Sunday, July 01, 2007

A precarious moment at the United Nations Human Rights Council

"I took a wander through the many outer rings of observer seats for diplomats whose governments beat and starve and isolate and murder their people — Iran and Sudan, North Korea and Syria. I watched the observers from Vietnam and Yemen and Venezuela huddled in alphabetical proximity, waiting for the magic moment at which this U.N. body might complete its year-long procedural gestation.

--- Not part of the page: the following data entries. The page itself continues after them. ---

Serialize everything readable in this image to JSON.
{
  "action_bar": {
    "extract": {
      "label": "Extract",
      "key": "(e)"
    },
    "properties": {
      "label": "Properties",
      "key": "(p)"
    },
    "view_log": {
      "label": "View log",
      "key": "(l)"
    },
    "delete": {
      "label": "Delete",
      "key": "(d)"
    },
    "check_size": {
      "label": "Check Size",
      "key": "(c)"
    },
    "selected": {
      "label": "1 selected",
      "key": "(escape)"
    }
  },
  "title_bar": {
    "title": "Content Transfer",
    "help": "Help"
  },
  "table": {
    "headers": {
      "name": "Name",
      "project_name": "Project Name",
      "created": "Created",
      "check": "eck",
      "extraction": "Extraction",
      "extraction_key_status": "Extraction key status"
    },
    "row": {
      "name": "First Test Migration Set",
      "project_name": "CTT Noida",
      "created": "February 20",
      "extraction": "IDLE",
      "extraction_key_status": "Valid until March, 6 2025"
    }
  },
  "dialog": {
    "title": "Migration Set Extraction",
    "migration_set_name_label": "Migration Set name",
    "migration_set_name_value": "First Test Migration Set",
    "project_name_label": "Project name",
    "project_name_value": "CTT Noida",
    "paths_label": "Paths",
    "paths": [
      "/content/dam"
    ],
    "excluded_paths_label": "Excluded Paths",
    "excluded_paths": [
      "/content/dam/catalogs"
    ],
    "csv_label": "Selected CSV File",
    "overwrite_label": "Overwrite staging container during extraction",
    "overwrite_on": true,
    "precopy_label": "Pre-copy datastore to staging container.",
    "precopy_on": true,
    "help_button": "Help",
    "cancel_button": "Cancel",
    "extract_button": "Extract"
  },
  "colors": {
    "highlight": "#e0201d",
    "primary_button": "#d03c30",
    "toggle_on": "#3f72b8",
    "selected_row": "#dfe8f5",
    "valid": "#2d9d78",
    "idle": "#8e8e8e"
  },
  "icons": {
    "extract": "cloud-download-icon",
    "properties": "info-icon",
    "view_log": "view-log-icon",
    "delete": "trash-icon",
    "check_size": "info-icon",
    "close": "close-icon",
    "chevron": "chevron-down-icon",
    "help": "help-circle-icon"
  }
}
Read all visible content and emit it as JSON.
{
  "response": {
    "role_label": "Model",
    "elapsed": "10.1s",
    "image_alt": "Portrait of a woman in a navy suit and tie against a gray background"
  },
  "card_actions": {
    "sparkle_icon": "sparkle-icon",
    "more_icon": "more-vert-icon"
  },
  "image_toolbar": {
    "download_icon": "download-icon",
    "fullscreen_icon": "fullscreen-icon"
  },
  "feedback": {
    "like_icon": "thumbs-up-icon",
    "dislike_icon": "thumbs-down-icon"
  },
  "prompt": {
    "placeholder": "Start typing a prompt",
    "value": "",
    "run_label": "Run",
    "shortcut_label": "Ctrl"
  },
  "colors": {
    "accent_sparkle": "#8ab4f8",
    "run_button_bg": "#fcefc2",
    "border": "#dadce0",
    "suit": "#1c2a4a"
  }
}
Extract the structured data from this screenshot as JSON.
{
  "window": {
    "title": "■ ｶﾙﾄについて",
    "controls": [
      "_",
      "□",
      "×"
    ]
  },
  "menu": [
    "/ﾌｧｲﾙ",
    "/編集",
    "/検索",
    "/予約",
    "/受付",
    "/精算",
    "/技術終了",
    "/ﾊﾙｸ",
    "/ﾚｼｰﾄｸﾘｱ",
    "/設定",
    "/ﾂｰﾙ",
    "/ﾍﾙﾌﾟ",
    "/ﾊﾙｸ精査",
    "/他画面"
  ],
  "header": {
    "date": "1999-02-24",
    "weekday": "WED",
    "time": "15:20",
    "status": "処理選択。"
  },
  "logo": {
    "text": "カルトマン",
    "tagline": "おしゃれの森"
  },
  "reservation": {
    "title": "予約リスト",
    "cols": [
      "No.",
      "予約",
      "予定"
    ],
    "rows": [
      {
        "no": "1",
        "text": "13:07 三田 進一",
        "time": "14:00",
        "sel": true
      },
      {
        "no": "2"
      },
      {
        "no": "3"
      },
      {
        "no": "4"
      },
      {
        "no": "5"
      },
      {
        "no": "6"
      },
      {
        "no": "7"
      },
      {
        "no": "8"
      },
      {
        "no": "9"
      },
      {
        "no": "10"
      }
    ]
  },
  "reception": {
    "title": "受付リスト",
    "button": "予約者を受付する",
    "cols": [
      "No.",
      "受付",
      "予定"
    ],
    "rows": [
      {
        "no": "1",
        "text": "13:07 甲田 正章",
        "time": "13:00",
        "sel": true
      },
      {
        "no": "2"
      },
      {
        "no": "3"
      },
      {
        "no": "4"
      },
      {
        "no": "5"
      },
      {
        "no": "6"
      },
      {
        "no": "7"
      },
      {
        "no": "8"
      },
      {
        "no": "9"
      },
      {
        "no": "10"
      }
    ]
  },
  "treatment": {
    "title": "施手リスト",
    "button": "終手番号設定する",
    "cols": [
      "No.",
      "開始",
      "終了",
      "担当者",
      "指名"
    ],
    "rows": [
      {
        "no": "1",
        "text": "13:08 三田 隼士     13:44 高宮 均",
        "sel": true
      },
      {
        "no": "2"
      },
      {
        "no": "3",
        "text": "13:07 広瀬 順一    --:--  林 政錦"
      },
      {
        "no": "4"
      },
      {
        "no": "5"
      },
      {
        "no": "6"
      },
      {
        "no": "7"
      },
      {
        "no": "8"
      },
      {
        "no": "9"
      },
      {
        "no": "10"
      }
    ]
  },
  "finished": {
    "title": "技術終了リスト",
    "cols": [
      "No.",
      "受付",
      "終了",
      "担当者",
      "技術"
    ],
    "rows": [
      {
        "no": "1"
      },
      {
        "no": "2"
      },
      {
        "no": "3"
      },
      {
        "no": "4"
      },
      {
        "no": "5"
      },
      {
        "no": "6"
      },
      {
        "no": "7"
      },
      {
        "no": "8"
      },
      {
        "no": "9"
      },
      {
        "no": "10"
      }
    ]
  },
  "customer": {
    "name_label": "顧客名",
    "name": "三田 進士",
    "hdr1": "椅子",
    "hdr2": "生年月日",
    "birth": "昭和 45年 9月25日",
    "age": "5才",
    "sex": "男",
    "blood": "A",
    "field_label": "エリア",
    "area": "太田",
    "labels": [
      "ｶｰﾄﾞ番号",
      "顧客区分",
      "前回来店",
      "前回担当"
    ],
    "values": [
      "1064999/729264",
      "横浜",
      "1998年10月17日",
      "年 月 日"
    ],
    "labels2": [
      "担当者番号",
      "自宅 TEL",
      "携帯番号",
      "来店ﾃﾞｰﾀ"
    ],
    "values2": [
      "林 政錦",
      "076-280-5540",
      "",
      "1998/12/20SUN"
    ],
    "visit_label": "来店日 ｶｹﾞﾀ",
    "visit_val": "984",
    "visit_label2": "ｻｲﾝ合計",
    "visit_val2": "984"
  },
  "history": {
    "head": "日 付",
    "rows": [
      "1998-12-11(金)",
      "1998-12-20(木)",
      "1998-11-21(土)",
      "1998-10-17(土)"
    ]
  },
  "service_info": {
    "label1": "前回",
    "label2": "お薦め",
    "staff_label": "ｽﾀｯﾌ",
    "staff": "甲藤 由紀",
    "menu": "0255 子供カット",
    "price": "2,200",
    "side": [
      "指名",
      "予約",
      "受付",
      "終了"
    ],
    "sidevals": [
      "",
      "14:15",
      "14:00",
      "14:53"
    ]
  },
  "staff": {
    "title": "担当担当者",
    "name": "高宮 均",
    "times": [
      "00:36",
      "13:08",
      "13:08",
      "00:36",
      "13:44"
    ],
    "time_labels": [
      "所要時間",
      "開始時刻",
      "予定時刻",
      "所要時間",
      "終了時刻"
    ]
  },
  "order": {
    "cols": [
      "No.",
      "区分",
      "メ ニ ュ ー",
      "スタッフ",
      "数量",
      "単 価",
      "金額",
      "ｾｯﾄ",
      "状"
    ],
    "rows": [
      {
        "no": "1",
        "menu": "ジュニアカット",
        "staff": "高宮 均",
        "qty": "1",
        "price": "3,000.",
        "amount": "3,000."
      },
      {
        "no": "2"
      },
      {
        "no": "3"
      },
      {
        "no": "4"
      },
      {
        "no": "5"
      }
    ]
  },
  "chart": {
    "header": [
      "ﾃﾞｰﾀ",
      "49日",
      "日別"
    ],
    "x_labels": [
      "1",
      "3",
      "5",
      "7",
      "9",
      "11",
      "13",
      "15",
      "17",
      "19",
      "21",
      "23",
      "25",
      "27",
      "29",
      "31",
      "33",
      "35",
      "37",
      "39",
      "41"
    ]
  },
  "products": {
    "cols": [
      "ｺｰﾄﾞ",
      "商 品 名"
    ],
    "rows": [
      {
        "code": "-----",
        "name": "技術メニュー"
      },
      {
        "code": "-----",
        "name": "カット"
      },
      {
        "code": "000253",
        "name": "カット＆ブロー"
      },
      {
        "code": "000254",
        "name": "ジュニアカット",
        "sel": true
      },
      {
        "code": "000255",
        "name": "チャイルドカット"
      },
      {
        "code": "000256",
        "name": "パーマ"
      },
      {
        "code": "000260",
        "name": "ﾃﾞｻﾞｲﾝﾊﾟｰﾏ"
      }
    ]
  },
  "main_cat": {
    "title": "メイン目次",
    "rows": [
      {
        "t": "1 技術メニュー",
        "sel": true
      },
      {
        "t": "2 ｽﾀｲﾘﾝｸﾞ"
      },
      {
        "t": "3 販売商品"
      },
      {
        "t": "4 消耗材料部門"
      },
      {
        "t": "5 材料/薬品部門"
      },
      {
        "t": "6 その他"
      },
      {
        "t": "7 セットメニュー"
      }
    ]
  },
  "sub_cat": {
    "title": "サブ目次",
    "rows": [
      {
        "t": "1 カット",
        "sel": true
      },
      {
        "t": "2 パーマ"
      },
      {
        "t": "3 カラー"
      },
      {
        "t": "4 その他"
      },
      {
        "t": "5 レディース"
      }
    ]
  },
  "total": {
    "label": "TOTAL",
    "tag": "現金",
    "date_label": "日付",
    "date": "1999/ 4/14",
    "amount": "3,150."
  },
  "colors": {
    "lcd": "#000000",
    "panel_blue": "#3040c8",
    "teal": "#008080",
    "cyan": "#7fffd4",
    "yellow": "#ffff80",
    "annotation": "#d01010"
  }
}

They were not disappointed. Just before midnight, Council president Luis Alfonso de Alba of Mexico reappeared from wherever he had been closeted, strode briskly to the podium and announced (apparently with no regard for Canada’s dissenting voice) that a solution had been found. China had compromised with the European Union. The upshot was that the U.N. Human Rights Council, having fulfilled its organizational requirements, will now omit any examination of Cuba and Belarus, ignore a raft of other despots under its roof, and above all, will carry on with its single-minded focus on democratic Israel.

The day’s work was done. It was just after midnight. Smiling, cheering, clapping, almost the entire crowd in the chamber rose and gave de Alba a standing ovation. Then they filed out to the parking lot, and in a convoy of BMWs and Mercedes (the Porsche was long gone), rolling up the drive, past the thick lawns and the sturdy gates, these U.N. guardians of human rights drove off into the night."